For the Mashed Potatoes
  • 2 lbs potatoes, peeled and quartered Use starchy potatoes like Yukon Gold for fluffiness.
  • ½ cup heavy cream Adds luxurious creaminess to your fluffy mashed potatoes.
  • 4 tablespoon butter Ensures a rich, velvety texture that makes them irresistible.
  • Salt to taste, key for perfectly seasoned, tasty potatoes.

Equipment

  • Large oven-safe pot

Method
 

Instructions
  1. Preheat your oven to 350°F (175°C) to prepare for the braising process.
  2. Generously season short ribs with salt and black pepper, ensuring every surface is coated.
  3. In the preheated pot, add vegetable oil over medium-high heat. Sear the short ribs until browned on all sides, about 3–4 minutes per side.
  4. In the same pot, sauté chopped onion, carrots, and celery until softened and slightly caramelized, about 5–7 minutes.
  5. Stir in minced garlic and cook for an additional minute until fragrant. Pour in beef broth and red wine, scraping up any browned bits.
  6. Add tomato paste, fresh thyme, and bay leaves; bring the mixture to a gentle simmer.
  7. Return the seared short ribs to the pot, cover, and transfer to your preheated oven to braise for 2 ½ to 3 hours.
  8. Meanwhile, prepare your mashed potatoes by boiling peeled and quartered potatoes in salted water for about 20 minutes, until fork-tender.
  9. Drain the potatoes, return them to the pot, and add heavy cream, butter, and salt.
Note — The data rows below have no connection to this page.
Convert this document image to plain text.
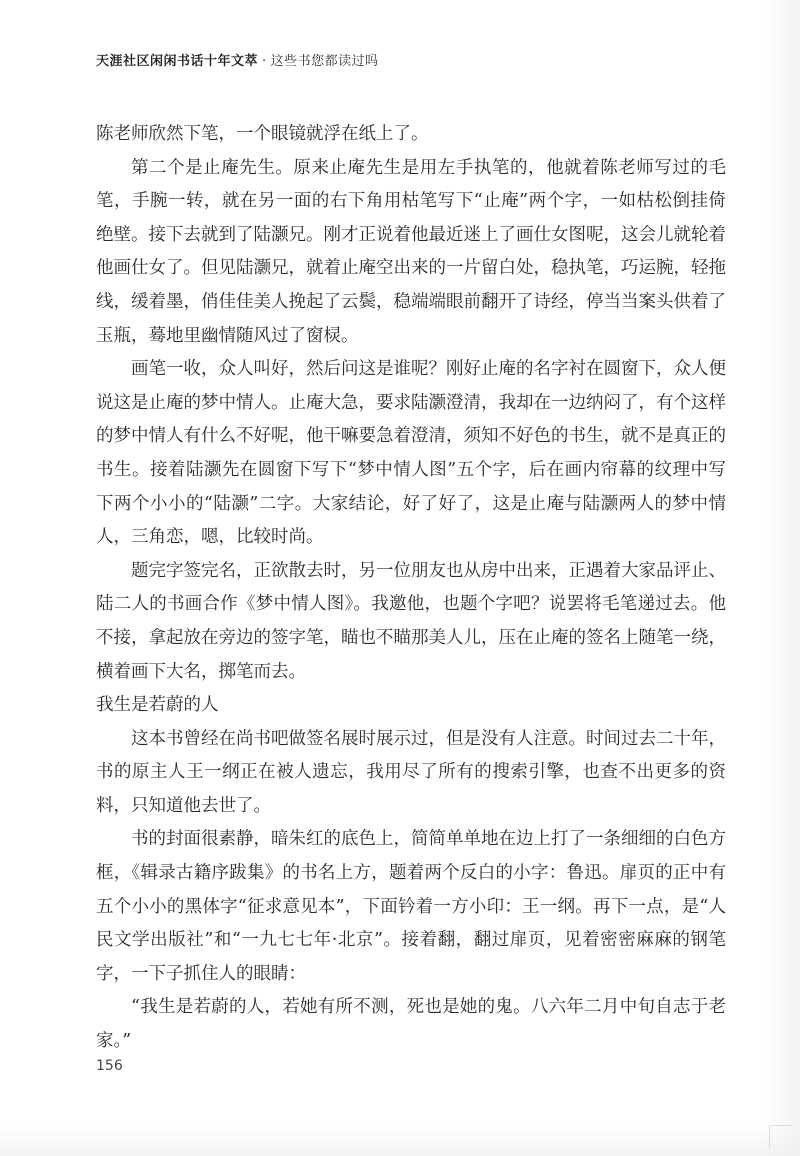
天涯社区闲闲书话十年文萃 · 这些书您都读过吗

陈老师欣然下笔，一个眼镜就浮在纸上了。

第二个是止庵先生。原来止庵先生是用左手执笔的，他就着陈老师写过的毛笔，手腕一转，就在另一面的右下角用枯笔写下“止庵”两个字，一如枯松倒挂倚绝壁。接下去就到了陆灏兄。刚才正说着他最近迷上了画仕女图呢，这会儿就轮着他画仕女了。但见陆灏兄，就着止庵空出来的一片留白处，稳执笔，巧运腕，轻拖线，缓着墨，俏佳佳美人挽起了云鬓，稳端端眼前翻开了诗经，停当当案头供着了玉瓶，蓦地里幽情随风过了窗棂。

画笔一收，众人叫好，然后问这是谁呢？刚好止庵的名字衬在圆窗下，众人便说这是止庵的梦中情人。止庵大急，要求陆灏澄清，我却在一边纳闷了，有个这样的梦中情人有什么不好呢，他干嘛要急着澄清，须知不好色的书生，就不是真正的书生。接着陆灏先在圆窗下写下“梦中情人图”五个字，后在画内帘幕的纹理中写下两个小小的“陆灏”二字。大家结论，好了好了，这是止庵与陆灏两人的梦中情人，三角恋，嗯，比较时尚。

题完字签完名，正欲散去时，另一位朋友也从房中出来，正遇着大家品评止、陆二人的书画合作《梦中情人图》。我邀他，也题个字吧？说罢将毛笔递过去。他不接，拿起放在旁边的签字笔，瞄也不瞄那美人儿，压在止庵的签名上随笔一绕，横着画下大名，掷笔而去。

我生是若蔚的人

这本书曾经在尚书吧做签名展时展示过，但是没有人注意。时间过去二十年，书的原主人王一纲正在被人遗忘，我用尽了所有的搜索引擎，也查不出更多的资料，只知道他去世了。

书的封面很素静，暗朱红的底色上，简简单单地在边上打了一条细细的白色方框，《辑录古籍序跋集》的书名上方，题着两个反白的小字：鲁迅。扉页的正中有五个小小的黑体字“征求意见本”，下面钤着一方小印：王一纲。再下一点，是“人民文学出版社”和“一九七七年·北京”。接着翻，翻过扉页，见着密密麻麻的钢笔字，一下子抓住人的眼睛：

“我生是若蔚的人，若她有所不测，死也是她的鬼。八六年二月中旬自志于老家。”

156
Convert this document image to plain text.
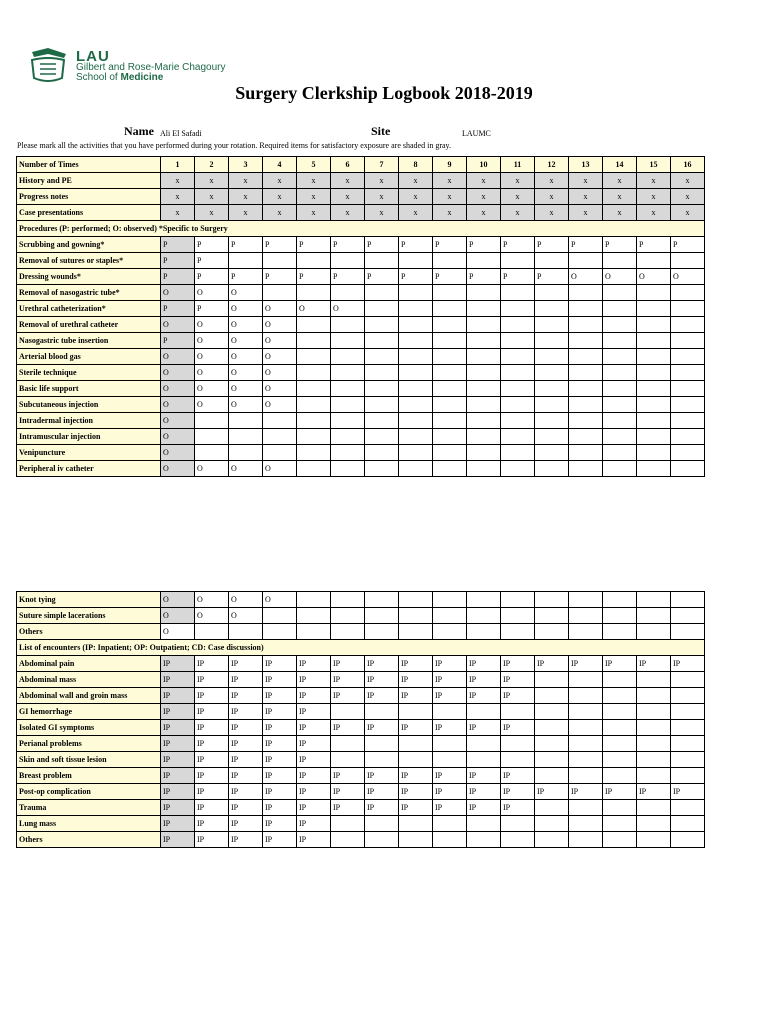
LAU
Gilbert and Rose-Marie Chagoury
School of Medicine
Surgery Clerkship Logbook 2018-2019
Name Ali El Safadi	Site	LAUMC
Please mark all the activities that you have performed during your rotation. Required items for satisfactory exposure are shaded in gray.
Number of Times	1	2	3	4	5	6	7	8	9	10	11	12	13	14	15	16
History and PE	x	x	x	x	x	x	x	x	x	x	x	x	x	x	x	x
Progress notes	x	x	x	x	x	x	x	x	x	x	x	x	x	x	x	x
Case presentations	x	x	x	x	x	x	x	x	x	x	x	x	x	x	x	x
Procedures (P: performed; O: observed) *Specific to Surgery																
Scrubbing and gowning*	P	P	P	P	P	P	P	P	P	P	P	P	P	P	P	P
Removal of sutures or staples*	P	P														
Dressing wounds*	P	P	P	P	P	P	P	P	P	P	P	P	O	O	O	O
Removal of nasogastric tube*	O	O	O													
Urethral catheterization*	P	P	O	O	O	O										
Removal of urethral catheter	O	O	O	O												
Nasogastric tube insertion	P	O	O	O												
Arterial blood gas	O	O	O	O												
Sterile technique	O	O	O	O												
Basic life support	O	O	O	O												
Subcutaneous injection	O	O	O	O												
Intradermal injection	O															
Intramuscular injection	O															
Venipuncture	O															
Peripheral iv catheter	O	O	O	O												
Knot tying	O	O	O	O												
Suture simple lacerations	O	O	O													
Others	O															
List of encounters (IP: Inpatient; OP: Outpatient; CD: Case discussion)																
Abdominal pain	IP	IP	IP	IP	IP	IP	IP	IP	IP	IP	IP	IP	IP	IP	IP	IP
Abdominal mass	IP	IP	IP	IP	IP	IP	IP	IP	IP	IP	IP					
Abdominal wall and groin mass	IP	IP	IP	IP	IP	IP	IP	IP	IP	IP	IP					
GI hemorrhage	IP	IP	IP	IP	IP											
Isolated GI symptoms	IP	IP	IP	IP	IP	IP	IP	IP	IP	IP	IP					
Perianal problems	IP	IP	IP	IP	IP											
Skin and soft tissue lesion	IP	IP	IP	IP	IP											
Breast problem	IP	IP	IP	IP	IP	IP	IP	IP	IP	IP	IP					
Post-op complication	IP	IP	IP	IP	IP	IP	IP	IP	IP	IP	IP	IP	IP	IP	IP	IP
Trauma	IP	IP	IP	IP	IP	IP	IP	IP	IP	IP	IP					
Lung mass	IP	IP	IP	IP	IP											
Others	IP	IP	IP	IP	IP											
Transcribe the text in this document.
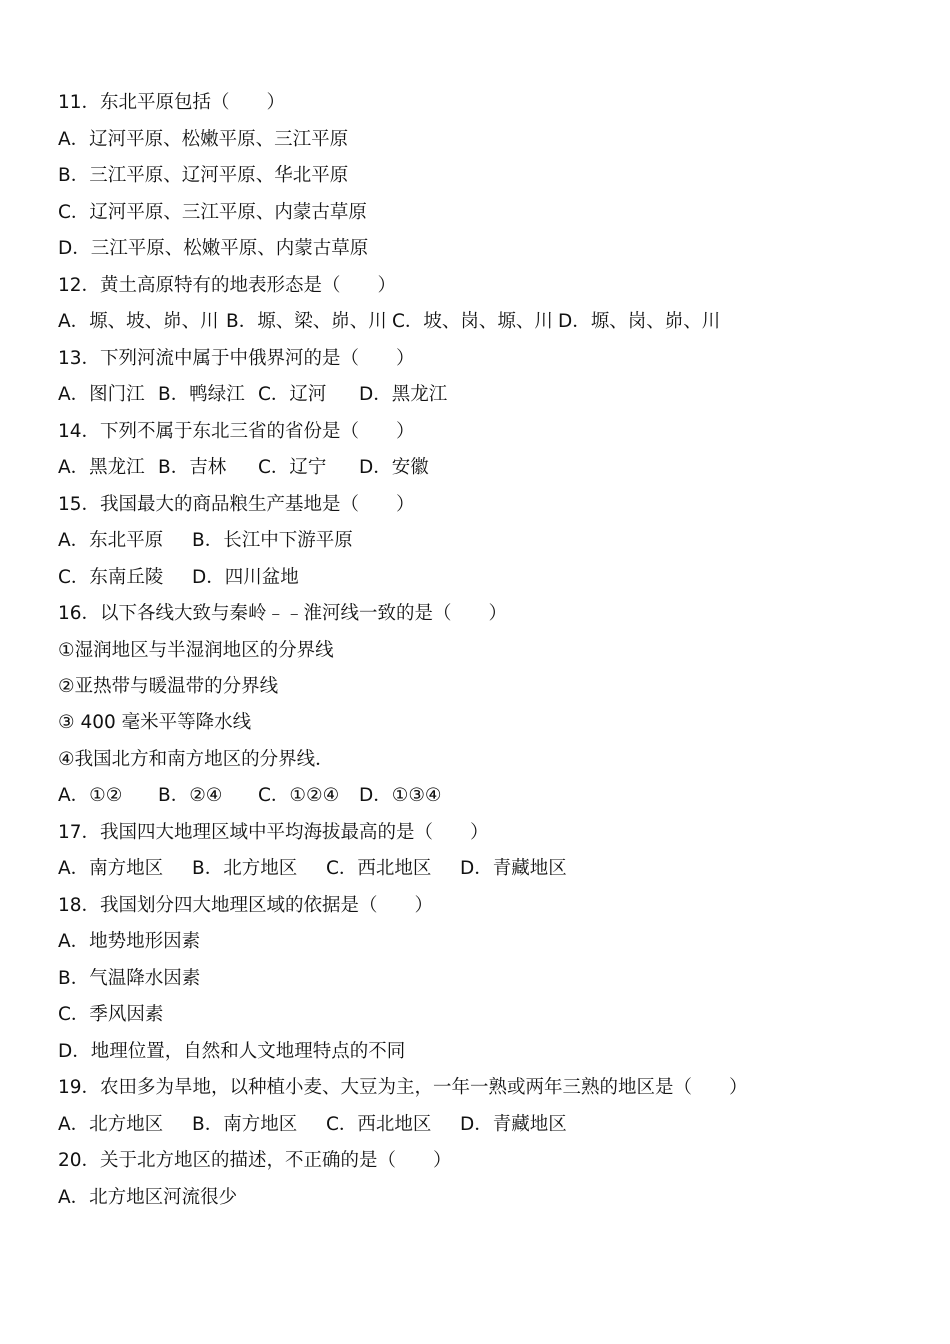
11．东北平原包括（　　）
A．辽河平原、松嫩平原、三江平原
B．三江平原、辽河平原、华北平原
C．辽河平原、三江平原、内蒙古草原
D．三江平原、松嫩平原、内蒙古草原
12．黄土高原特有的地表形态是（　　）

A．塬、坡、峁、川

B．塬、梁、峁、川

C．坡、岗、塬、川

D．塬、岗、峁、川

13．下列河流中属于中俄界河的是（　　）

A．图门江

B．鸭绿江

C．辽河

D．黑龙江

14．下列不属于东北三省的省份是（　　）

A．黑龙江

B．吉林

C．辽宁

D．安徽

15．我国最大的商品粮生产基地是（　　）

A．东北平原

B．长江中下游平原

C．东南丘陵

D．四川盆地

16．以下各线大致与秦岭﹣﹣淮河线一致的是（　　）
①湿润地区与半湿润地区的分界线
②亚热带与暖温带的分界线
③ 400 毫米平等降水线
④我国北方和南方地区的分界线．

A．①②

B．②④

C．①②④

D．①③④

17．我国四大地理区域中平均海拔最高的是（　　）

A．南方地区

B．北方地区

C．西北地区

D．青藏地区

18．我国划分四大地理区域的依据是（　　）
A．地势地形因素
B．气温降水因素
C．季风因素
D．地理位置，自然和人文地理特点的不同
19．农田多为旱地，以种植小麦、大豆为主，一年一熟或两年三熟的地区是（　　）

A．北方地区

B．南方地区

C．西北地区

D．青藏地区

20．关于北方地区的描述，不正确的是（　　）
A．北方地区河流很少
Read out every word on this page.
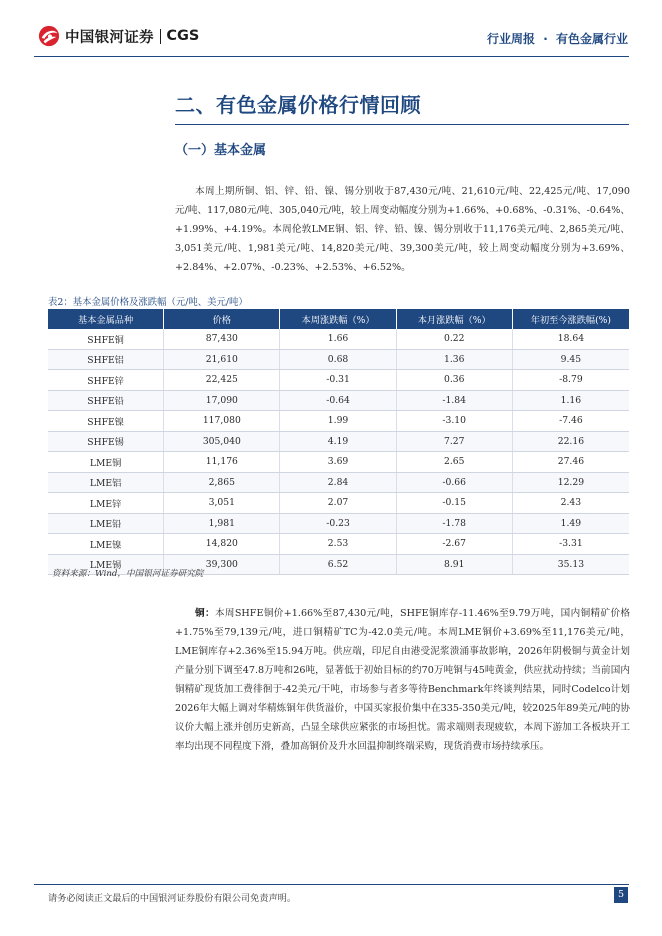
中国银河证券 CGS	行业周报 · 有色金属行业
二、有色金属价格行情回顾
（一）基本金属

本周上期所铜、铝、锌、铅、镍、锡分别收于87,430元/吨、21,610元/吨、22,425元/吨、17,090元/吨、117,080元/吨、305,040元/吨，较上周变动幅度分别为+1.66%、+0.68%、-0.31%、-0.64%、+1.99%、+4.19%。本周伦敦LME铜、铝、锌、铅、镍、锡分别收于11,176美元/吨、2,865美元/吨、3,051美元/吨、1,981美元/吨、14,820美元/吨、39,300美元/吨，较上周变动幅度分别为+3.69%、+2.84%、+2.07%、-0.23%、+2.53%、+6.52%。

表2：基本金属价格及涨跌幅（元/吨、美元/吨）
基本金属品种	价格	本周涨跌幅（%）	本月涨跌幅（%）	年初至今涨跌幅(%)
SHFE铜	87,430	1.66	0.22	18.64
SHFE铝	21,610	0.68	1.36	9.45
SHFE锌	22,425	-0.31	0.36	-8.79
SHFE铅	17,090	-0.64	-1.84	1.16
SHFE镍	117,080	1.99	-3.10	-7.46
SHFE锡	305,040	4.19	7.27	22.16
LME铜	11,176	3.69	2.65	27.46
LME铝	2,865	2.84	-0.66	12.29
LME锌	3,051	2.07	-0.15	2.43
LME铅	1,981	-0.23	-1.78	1.49
LME镍	14,820	2.53	-2.67	-3.31
LME锡	39,300	6.52	8.91	35.13
资料来源：Wind，中国银河证券研究院

铜：本周SHFE铜价+1.66%至87,430元/吨，SHFE铜库存-11.46%至9.79万吨，国内铜精矿价格+1.75%至79,139元/吨，进口铜精矿TC为-42.0美元/吨。本周LME铜价+3.69%至11,176美元/吨，LME铜库存+2.36%至15.94万吨。供应端，印尼自由港受泥浆溃涌事故影响，2026年阴极铜与黄金计划产量分别下调至47.8万吨和26吨，显著低于初始目标的约70万吨铜与45吨黄金，供应扰动持续；当前国内铜精矿现货加工费徘徊于-42美元/干吨，市场参与者多等待Benchmark年终谈判结果，同时Codelco计划2026年大幅上调对华精炼铜年供货溢价，中国买家报价集中在335-350美元/吨，较2025年89美元/吨的协议价大幅上涨并创历史新高，凸显全球供应紧张的市场担忧。需求端则表现疲软，本周下游加工各板块开工率均出现不同程度下滑，叠加高铜价及升水回温抑制终端采购，现货消费市场持续承压。

请务必阅读正文最后的中国银河证券股份有限公司免责声明。	5
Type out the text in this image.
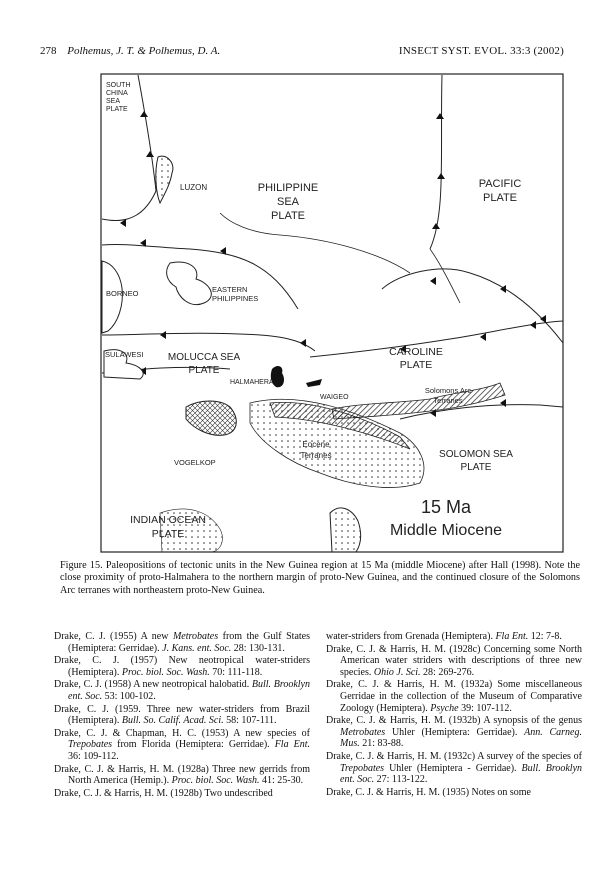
278 Polhemus, J. T. & Polhemus, D. A.	INSECT SYST. EVOL. 33:3 (2002)
SOUTH
CHINA
SEA
PLATE
LUZON	PHILIPPINE
SEA
PLATE
PACIFIC
PLATE
BORNEO	EASTERN
PHILIPPINES
SULAWESI MOLUCCA SEA
PLATE
CAROLINE
PLATE
HALMAHERA
WAIGEO
Solomons Arc
Terranes
Eocene
Terranes
VOGELKOP
SOLOMON SEA
PLATE
INDIAN OCEAN
PLATE
15 Ma
Middle Miocene

Figure 15. Paleopositions of tectonic units in the New Guinea region at 15 Ma (middle Miocene) after Hall (1998). Note the close proximity of proto-Halmahera to the northern margin of proto-New Guinea, and the continued closure of the Solomons Arc terranes with northeastern proto-New Guinea.

Drake, C. J. (1955) A new Metrobates from the Gulf States (Hemiptera: Gerridae). J. Kans. ent. Soc. 28: 130-131.

Drake, C. J. (1957) New neotropical water-striders (Hemiptera). Proc. biol. Soc. Wash. 70: 111-118.

Drake, C. J. (1958) A new neotropical halobatid. Bull. Brooklyn ent. Soc. 53: 100-102.

Drake, C. J. (1959. Three new water-striders from Brazil (Hemiptera). Bull. So. Calif. Acad. Sci. 58: 107-111.

Drake, C. J. & Chapman, H. C. (1953) A new species of Trepobates from Florida (Hemiptera: Gerridae). Fla Ent. 36: 109-112.

Drake, C. J. & Harris, H. M. (1928a) Three new gerrids from North America (Hemip.). Proc. biol. Soc. Wash. 41: 25-30.

Drake, C. J. & Harris, H. M. (1928b) Two undescribed

water-striders from Grenada (Hemiptera). Fla Ent. 12: 7-8.

Drake, C. J. & Harris, H. M. (1928c) Concerning some North American water striders with descriptions of three new species. Ohio J. Sci. 28: 269-276.

Drake, C. J. & Harris, H. M. (1932a) Some miscellaneous Gerridae in the collection of the Museum of Comparative Zoology (Hemiptera). Psyche 39: 107-112.

Drake, C. J. & Harris, H. M. (1932b) A synopsis of the genus Metrobates Uhler (Hemiptera: Gerridae). Ann. Carneg. Mus. 21: 83-88.

Drake, C. J. & Harris, H. M. (1932c) A survey of the species of Trepobates Uhler (Hemiptera - Gerridae). Bull. Brooklyn ent. Soc. 27: 113-122.

Drake, C. J. & Harris, H. M. (1935) Notes on some
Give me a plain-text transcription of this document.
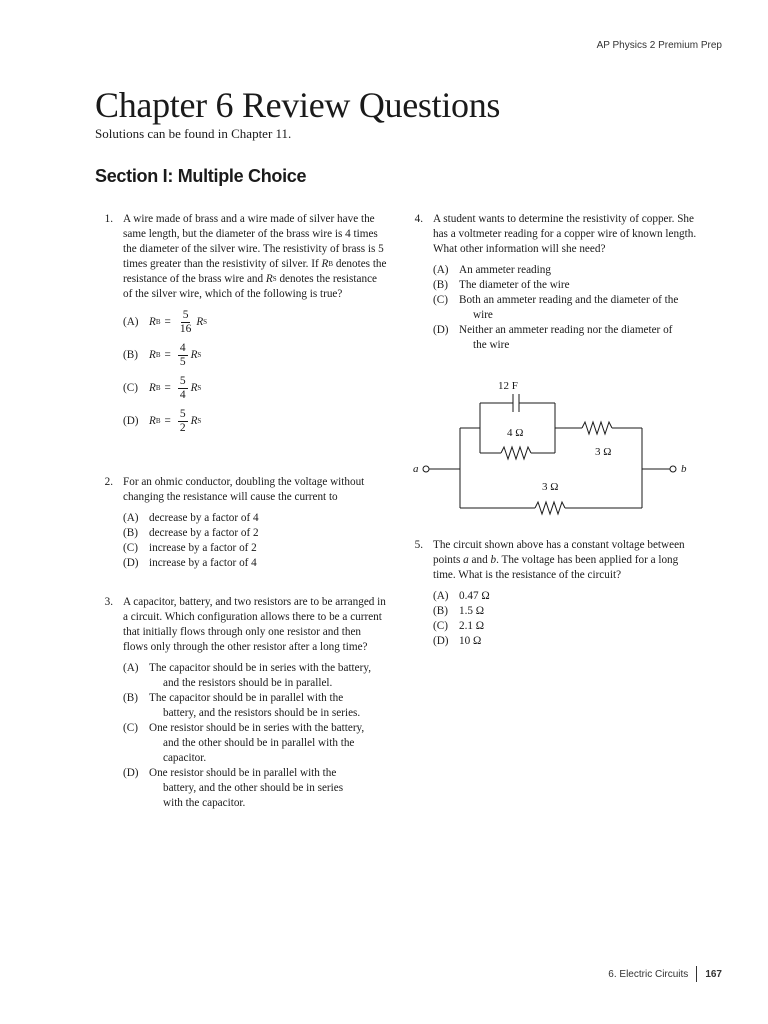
AP Physics 2 Premium Prep
Chapter 6 Review Questions
Solutions can be found in Chapter 11.
Section I: Multiple Choice
1. A wire made of brass and a wire made of silver have the same length, but the diameter of the brass wire is 4 times the diameter of the silver wire. The resistivity of brass is 5 times greater than the resistivity of silver. If R B denotes the resistance of the brass wire and R S denotes the resistance of the silver wire, which of the following is true?
(A) R $B = \frac{5}{16}$ R S
(B) R $B = \frac{4}{5}$ R S
(C) R $B = \frac{5}{4}$ R S
(D) R $B = \frac{5}{2}$ R S
2. For an ohmic conductor, doubling the voltage without changing the resistance will cause the current to
(A) decrease by a factor of 4
(B) decrease by a factor of 2
(C) increase by a factor of 2
(D) increase by a factor of 4
3. A capacitor, battery, and two resistors are to be arranged in a circuit. Which configuration allows there to be a current that initially flows through only one resistor and then flows only through the other resistor after a long time?
(A) The capacitor should be in series with the battery,
and the resistors should be in parallel.
(B) The capacitor should be in parallel with the
battery, and the resistors should be in series.
(C) One resistor should be in series with the battery,
and the other should be in parallel with the capacitor.
(D) One resistor should be in parallel with the
battery, and the other should be in series with the capacitor.
4. A student wants to determine the resistivity of copper. She has a voltmeter reading for a copper wire of known length. What other information will she need?
(A) An ammeter reading
(B) The diameter of the wire
(C) Both an ammeter reading and the diameter of the
wire
(D) Neither an ammeter reading nor the diameter of
the wire
12 F
4 Ω
3 Ω
3 Ω
a	b
5. The circuit shown above has a constant voltage between points a and b. The voltage has been applied for a long time. What is the resistance of the circuit?
(A) 0.47 Ω
(B) 1.5 Ω
(C) 2.1 Ω
(D) 10 Ω
6. Electric Circuits 167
Mash until smooth and creamy.
  10. Once the short ribs are tender, remove the pot from the oven. Discard thyme sprigs and bay leaves, skim excess fat if necessary.
  11. Serve by spooning mashed potatoes onto plates, nestling the tender short ribs on top, and drizzling with braising liquid.

Nutrition

Serving: 1servingCalories: 850kcalCarbohydrates: 45gProtein: 65gFat: 40gSaturated Fat: 16gPolyunsaturated Fat: 0.5gMonounsaturated Fat: 20gCholesterol: 180mgSodium: 800mgPotassium: 1200mgFiber: 5gSugar: 5gVitamin A: 550IUVitamin C: 15mgCalcium: 60mgIron: 4mg

Notes

Allow braised short ribs to rest briefly before serving for better flavor and texture. Store leftovers in an airtight container for up to 3 days in the fridge or freeze for up to 3 months.